My hon. Friend the Member for North Warwickshire, and my other hon. Friends, referred to the position in Warwickshire, and I understand why they did so. I note in passing that present in his place, and keeping me company on the Treasury Bench, is my hon. Friend the Member for Kenilworth and Southam (Jeremy Wright), whose position does not permit him to take part in the debate but who takes an active interest in this matter as a Warwickshire Member of Parliament.
I have spoken at length about the overall position of the retained duty system. Of course, my hon. Friends have referred to the proposals in Warwickshire and the possible closure of some fire stations that forms part of those proposals. As they will recall, the implications of the changes set out in Warwickshire fire and rescue authority's improvement plan were debated in Westminster Hall on 30 June. I am sure that in making its decision, Warwickshire county council will take into account all the views expressed during the consultation exercise, and I have no doubt that my hon. Friends who have spoken powerfully tonight will ensure that the authority takes their views into account. I am sure that as a responsible fire authority it will do so.
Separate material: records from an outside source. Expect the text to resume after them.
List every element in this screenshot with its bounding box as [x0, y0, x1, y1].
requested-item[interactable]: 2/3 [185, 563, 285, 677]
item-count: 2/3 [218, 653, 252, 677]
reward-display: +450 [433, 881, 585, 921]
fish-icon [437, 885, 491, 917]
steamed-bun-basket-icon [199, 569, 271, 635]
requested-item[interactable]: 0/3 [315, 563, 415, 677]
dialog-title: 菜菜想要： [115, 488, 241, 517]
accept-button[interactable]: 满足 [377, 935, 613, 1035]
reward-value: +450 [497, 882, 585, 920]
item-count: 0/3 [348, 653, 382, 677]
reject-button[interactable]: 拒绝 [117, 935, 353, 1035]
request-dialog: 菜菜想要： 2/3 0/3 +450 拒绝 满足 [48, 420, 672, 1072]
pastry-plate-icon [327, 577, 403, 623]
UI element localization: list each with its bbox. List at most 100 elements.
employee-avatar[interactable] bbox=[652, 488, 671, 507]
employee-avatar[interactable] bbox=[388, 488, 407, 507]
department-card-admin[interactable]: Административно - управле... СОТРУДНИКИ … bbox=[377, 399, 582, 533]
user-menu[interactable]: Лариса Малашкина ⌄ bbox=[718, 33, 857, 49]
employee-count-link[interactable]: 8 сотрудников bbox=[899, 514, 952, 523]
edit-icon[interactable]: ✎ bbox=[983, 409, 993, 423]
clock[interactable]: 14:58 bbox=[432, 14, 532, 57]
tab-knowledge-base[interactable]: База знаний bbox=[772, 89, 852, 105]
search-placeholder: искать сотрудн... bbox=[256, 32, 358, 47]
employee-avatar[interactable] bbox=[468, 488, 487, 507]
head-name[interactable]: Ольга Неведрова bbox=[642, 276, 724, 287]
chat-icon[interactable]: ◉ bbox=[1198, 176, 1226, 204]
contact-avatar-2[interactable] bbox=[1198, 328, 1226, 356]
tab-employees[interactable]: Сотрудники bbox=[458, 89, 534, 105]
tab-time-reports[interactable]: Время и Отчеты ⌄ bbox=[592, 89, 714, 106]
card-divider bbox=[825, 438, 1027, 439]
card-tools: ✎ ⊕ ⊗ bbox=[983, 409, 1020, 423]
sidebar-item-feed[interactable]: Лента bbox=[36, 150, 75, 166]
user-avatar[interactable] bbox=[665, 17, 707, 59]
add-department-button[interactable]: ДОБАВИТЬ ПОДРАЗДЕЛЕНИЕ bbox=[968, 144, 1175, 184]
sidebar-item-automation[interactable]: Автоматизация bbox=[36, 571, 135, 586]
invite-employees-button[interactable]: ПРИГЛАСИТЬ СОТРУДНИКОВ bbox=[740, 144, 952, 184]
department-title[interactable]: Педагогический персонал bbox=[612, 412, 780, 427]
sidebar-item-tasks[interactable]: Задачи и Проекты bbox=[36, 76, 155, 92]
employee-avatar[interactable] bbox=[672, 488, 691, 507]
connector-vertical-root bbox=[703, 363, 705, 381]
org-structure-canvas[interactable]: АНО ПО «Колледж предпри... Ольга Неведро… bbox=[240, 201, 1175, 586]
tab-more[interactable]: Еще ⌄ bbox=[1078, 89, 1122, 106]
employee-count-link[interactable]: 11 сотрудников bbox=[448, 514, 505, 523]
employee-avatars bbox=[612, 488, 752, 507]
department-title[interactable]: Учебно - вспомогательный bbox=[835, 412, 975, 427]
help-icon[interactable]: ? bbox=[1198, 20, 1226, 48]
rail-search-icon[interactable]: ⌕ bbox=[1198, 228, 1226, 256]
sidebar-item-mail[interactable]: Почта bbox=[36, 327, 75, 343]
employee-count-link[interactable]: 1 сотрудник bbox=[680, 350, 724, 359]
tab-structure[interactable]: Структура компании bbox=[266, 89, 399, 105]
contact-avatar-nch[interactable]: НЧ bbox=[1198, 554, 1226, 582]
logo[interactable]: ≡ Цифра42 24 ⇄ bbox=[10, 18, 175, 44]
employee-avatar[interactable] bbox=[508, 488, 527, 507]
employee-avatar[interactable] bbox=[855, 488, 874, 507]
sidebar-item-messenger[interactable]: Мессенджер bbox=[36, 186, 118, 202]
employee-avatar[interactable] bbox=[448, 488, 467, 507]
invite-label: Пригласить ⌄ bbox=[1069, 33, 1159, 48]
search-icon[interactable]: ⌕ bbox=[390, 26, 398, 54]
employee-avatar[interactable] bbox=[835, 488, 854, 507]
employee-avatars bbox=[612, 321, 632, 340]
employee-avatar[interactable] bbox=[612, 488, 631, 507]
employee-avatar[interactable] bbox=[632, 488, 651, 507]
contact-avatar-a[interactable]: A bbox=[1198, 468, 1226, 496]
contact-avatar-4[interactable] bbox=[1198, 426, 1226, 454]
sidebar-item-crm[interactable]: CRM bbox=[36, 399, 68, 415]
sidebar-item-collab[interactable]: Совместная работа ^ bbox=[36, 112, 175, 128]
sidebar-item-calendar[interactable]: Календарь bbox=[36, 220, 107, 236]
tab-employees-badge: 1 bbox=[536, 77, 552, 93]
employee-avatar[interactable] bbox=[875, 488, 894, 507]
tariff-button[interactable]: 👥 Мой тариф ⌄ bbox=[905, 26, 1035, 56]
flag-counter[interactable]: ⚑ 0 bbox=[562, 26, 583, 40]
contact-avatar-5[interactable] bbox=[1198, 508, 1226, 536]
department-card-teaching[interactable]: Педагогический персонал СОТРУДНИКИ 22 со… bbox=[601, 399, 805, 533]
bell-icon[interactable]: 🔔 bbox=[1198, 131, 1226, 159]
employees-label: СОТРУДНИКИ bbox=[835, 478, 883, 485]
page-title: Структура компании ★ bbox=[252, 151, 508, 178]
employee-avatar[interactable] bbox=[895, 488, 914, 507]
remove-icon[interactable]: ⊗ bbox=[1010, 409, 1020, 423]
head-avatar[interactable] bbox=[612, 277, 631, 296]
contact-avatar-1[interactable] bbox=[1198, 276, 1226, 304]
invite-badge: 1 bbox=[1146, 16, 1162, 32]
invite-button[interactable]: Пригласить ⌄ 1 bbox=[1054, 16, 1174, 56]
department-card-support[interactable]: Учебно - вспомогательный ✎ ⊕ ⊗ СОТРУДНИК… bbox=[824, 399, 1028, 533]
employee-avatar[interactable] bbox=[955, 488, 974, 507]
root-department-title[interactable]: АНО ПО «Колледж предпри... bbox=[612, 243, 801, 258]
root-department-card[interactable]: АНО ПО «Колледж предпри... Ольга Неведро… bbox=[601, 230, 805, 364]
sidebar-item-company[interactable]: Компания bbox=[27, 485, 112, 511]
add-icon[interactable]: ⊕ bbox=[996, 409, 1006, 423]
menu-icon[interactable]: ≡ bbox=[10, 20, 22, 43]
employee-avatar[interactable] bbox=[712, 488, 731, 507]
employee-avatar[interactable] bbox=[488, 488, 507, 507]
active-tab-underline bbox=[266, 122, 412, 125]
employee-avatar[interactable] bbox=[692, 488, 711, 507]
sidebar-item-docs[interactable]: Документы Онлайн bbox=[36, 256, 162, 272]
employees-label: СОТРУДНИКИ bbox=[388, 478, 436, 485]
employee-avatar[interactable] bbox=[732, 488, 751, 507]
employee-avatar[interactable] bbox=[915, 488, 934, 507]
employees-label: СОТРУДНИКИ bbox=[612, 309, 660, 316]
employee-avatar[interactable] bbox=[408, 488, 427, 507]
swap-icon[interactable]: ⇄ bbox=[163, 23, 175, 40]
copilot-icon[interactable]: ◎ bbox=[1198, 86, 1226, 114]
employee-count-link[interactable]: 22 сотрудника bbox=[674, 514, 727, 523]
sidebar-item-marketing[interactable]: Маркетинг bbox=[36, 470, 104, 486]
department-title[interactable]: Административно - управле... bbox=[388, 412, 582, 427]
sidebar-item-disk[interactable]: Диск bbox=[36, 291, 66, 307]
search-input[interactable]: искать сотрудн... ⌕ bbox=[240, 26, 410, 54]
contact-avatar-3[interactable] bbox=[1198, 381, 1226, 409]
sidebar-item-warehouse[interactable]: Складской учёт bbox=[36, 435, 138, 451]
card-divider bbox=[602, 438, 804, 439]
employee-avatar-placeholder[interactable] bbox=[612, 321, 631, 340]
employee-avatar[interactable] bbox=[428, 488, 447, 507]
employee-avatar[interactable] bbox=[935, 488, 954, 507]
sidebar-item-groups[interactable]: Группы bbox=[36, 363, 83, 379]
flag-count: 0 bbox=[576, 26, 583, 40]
However, as I explained in the earlier debate, it would be inappropriate for Ministers to comment on the specific proposals that have been put forward and consulted on by Warwickshire fire and rescue authority. The principle of local determination of local solutions for local circumstances means that it would not be appropriate for me to seek to influence the decisions that the authority will be faced with on 20 July in light of the representations to it. The whole point of the locally determined risk approach is that it is for local authorities to take such decisions, and I am confident that they will do so responsibly. I am sure my hon. Friends will understand why it is not appropriate for me to say more on the specifics, but they have ventilated their case with vigour.
I close by saying that earlier today I was at Winchester cathedral, representing Her Majesty's Government at a memorial service for two brave firefighters who died on duty in Southampton. They were full-time firefighters, but the risks run by firefighters draw no distinction between those who are full time and those who are retained, and there have been tragic deaths among retained firefighters in recent times as well. All of them-every one-are brave and courageous men and women doing their best for this country, and they deserve our support.